Comment From: usrtax

@oranagra you are right

for now , redis can't use binary prefix for acl

Comment From: oranagra

yes, it also doesn't support spaces. since the ACL configuration is persisted to an acl.conf (text) file, also because of the response of ACL LIST, it's not easy to support and i guess it was decided not to support that. see https://github.com/redis/redis/issues/6418#issuecomment-614083097 and 3519a5a026be50022fb4e103ddc602ffd59daf42

Comment From: madolson

Hmm, I think we should investigate supporting binary string. Theoretically we support binary keys for all other structures, I'm not sure why we wouldn't want to support it here.

Comment From: oranagra

we could certainly improve. i think the limitation was added intentionally (understanding it's a limitation), but not because it's undesired, but rather just because it was harder (and maybe unnecessary).

despite being able to store binary data in values, and even key names, in the vast majority of cases people don't use non textual key names, and even if they do, they still have some meaningful textual prefix on which you can apply filters such as ACL. my point is that i'm not certain anyone is really realistically affected by this limitation. maybe the exception is that maybe redis is used as base for something else, and the users of the layers above don't even know they're using keys and ACL. but i'm still not sure it's a realistic concern.

Comment From: madolson

We've had one user at AWS complain about it. They used compressed key names to save on space, and weren't able to adopt ACLs easily. They ended up rewriting their application to support it though, so perhaps an indicator it's not the highest priority.

Comment From: oranagra

i think that even if you compress your key names (e.g. really deflate them), if you want different keys to fall into different categories (e.g. for either ACL or cluster slot tags), you'll need some prefix or suffix to do that, and that prefix can / should be plain printable text.
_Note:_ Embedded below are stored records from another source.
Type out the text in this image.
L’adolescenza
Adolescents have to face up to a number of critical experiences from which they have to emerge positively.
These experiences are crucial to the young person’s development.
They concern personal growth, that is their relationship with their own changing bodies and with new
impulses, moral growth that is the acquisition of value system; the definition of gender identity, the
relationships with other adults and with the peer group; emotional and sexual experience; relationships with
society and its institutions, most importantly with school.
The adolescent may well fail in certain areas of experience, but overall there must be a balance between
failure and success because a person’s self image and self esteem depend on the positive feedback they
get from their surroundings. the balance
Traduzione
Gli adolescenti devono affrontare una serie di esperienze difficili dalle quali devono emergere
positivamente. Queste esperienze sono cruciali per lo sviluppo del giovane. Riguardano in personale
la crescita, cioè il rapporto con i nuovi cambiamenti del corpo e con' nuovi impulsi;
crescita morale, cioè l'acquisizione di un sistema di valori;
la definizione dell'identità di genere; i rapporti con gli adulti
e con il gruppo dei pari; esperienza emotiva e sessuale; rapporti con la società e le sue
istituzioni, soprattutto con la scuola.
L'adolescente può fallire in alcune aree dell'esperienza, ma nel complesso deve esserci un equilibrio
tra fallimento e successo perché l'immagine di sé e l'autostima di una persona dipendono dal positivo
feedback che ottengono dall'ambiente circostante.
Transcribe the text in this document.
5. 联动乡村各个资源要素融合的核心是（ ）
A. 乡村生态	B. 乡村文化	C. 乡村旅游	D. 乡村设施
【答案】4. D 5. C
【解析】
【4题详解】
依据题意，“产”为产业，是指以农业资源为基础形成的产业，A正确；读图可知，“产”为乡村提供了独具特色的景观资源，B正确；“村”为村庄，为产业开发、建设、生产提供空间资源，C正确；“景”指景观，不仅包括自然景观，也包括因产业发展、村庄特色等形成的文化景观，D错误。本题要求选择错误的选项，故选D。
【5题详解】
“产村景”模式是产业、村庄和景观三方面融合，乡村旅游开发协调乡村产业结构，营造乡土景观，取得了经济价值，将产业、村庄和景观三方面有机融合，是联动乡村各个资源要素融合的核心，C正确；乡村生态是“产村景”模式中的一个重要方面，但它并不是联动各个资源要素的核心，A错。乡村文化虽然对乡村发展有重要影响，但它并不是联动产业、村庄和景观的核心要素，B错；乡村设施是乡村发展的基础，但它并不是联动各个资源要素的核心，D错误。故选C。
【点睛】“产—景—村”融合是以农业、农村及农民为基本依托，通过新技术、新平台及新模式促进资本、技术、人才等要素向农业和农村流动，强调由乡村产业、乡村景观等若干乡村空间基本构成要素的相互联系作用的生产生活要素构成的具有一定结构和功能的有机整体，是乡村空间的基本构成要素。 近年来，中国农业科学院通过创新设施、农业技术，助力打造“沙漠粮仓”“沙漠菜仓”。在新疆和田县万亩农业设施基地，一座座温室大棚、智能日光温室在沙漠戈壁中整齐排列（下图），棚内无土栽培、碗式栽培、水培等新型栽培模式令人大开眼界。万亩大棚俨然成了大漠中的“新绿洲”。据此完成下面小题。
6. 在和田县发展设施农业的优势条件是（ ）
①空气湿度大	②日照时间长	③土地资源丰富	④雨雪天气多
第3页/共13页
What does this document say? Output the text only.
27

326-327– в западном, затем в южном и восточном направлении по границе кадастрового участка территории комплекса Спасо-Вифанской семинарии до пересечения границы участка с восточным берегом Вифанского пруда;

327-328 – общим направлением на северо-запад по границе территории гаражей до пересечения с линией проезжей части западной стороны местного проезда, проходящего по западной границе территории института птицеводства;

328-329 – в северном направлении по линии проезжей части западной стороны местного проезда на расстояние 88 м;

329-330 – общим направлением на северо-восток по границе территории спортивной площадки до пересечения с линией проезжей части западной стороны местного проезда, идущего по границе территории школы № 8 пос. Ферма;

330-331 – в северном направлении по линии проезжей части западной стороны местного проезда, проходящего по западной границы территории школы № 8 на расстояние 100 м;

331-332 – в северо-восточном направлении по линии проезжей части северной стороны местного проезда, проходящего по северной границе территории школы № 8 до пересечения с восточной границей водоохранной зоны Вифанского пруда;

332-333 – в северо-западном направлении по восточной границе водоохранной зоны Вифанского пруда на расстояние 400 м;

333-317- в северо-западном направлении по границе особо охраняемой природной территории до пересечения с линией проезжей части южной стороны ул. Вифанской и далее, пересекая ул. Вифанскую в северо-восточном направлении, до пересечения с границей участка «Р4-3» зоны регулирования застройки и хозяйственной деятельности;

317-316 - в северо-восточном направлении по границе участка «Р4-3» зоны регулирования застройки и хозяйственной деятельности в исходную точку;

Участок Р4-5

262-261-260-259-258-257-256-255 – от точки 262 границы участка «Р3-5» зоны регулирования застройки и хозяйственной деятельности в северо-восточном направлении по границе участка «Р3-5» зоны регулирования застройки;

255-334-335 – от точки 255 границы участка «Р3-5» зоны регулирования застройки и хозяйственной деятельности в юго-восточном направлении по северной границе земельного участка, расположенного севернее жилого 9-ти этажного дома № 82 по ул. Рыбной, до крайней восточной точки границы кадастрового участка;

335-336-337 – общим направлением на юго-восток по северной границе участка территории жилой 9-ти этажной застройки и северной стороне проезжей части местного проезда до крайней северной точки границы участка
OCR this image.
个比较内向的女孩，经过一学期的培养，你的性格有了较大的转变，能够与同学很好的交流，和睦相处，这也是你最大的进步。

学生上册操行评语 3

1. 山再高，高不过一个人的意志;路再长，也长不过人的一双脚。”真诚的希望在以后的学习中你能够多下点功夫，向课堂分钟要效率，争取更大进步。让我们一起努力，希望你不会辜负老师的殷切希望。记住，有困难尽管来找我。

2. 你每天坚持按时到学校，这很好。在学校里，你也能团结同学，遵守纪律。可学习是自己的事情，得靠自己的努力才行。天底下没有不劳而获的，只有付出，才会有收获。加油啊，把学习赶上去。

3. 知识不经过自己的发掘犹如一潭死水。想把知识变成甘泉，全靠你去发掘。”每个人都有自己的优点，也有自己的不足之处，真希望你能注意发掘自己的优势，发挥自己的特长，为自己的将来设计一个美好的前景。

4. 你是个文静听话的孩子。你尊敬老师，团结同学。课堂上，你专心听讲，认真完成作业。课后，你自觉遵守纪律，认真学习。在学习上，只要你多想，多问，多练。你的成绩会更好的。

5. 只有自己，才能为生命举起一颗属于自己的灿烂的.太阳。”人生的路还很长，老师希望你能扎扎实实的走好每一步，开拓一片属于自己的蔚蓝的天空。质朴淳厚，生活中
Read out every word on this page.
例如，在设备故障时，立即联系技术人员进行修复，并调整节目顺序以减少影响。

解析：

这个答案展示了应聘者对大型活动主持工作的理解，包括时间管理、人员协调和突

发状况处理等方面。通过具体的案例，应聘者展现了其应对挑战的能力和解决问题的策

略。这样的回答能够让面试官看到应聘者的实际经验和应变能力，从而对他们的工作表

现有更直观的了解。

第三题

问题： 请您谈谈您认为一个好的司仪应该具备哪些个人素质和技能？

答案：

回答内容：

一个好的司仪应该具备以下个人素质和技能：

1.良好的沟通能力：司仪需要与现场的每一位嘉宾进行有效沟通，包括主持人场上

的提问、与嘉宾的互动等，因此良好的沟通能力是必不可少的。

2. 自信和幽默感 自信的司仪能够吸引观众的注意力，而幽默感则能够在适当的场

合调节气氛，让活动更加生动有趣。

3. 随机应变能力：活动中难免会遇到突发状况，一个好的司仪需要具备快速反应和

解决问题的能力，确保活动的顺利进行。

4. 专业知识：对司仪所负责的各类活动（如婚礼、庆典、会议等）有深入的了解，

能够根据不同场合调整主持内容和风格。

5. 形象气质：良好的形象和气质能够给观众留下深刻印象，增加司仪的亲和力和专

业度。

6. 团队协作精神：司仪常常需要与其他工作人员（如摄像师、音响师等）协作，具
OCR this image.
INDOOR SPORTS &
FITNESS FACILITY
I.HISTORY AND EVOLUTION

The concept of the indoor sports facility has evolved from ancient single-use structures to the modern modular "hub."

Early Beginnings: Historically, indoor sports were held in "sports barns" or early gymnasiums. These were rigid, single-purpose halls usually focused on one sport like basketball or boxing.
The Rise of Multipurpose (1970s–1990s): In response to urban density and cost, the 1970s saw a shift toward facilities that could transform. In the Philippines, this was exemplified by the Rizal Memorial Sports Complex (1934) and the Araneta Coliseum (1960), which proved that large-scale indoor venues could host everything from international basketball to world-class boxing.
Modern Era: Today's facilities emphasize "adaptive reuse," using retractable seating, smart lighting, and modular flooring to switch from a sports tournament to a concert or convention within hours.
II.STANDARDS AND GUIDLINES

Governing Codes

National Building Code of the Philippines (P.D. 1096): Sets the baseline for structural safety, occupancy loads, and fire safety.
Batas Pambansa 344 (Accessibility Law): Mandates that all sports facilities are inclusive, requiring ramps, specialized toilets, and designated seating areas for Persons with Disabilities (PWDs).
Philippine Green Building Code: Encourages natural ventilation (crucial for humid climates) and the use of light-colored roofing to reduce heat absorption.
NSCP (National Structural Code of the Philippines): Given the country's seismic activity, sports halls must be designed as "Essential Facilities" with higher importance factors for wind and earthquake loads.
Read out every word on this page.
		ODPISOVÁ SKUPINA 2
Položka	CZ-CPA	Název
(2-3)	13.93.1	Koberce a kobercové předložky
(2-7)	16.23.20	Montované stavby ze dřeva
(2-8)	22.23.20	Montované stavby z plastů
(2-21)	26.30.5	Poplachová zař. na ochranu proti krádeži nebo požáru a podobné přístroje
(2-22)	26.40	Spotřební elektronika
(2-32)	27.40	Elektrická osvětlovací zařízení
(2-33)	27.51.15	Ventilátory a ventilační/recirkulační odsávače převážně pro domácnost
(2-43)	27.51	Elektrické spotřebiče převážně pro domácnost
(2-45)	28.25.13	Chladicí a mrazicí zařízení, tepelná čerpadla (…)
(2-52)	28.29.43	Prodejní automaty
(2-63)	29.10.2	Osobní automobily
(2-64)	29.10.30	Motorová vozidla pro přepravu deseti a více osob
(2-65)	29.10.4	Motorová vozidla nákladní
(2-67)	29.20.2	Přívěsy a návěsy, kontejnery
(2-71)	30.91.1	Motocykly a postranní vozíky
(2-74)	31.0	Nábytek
i don't mind "fixing" this and making sure we escape things when we store them to the config file, but we might hit some complications with backwards compatibility, and if this limitation is not a high priority one, i guess we better spend out time elsewhere.

Comment From: madolson

Just to add one last little detail, they didn't compress it with something like deflate, they used a 2 byte symbol table with a custom codex. Imagine something like foo:: -> \x00, bar:: -> \x01 etc etc. They had some ordering in the codex, something like \x00 - \x040 was common values. I don't know how compressing with deflate would work well with ACLs either.

Complete aside, it would be cool if RESP supported a symbol table.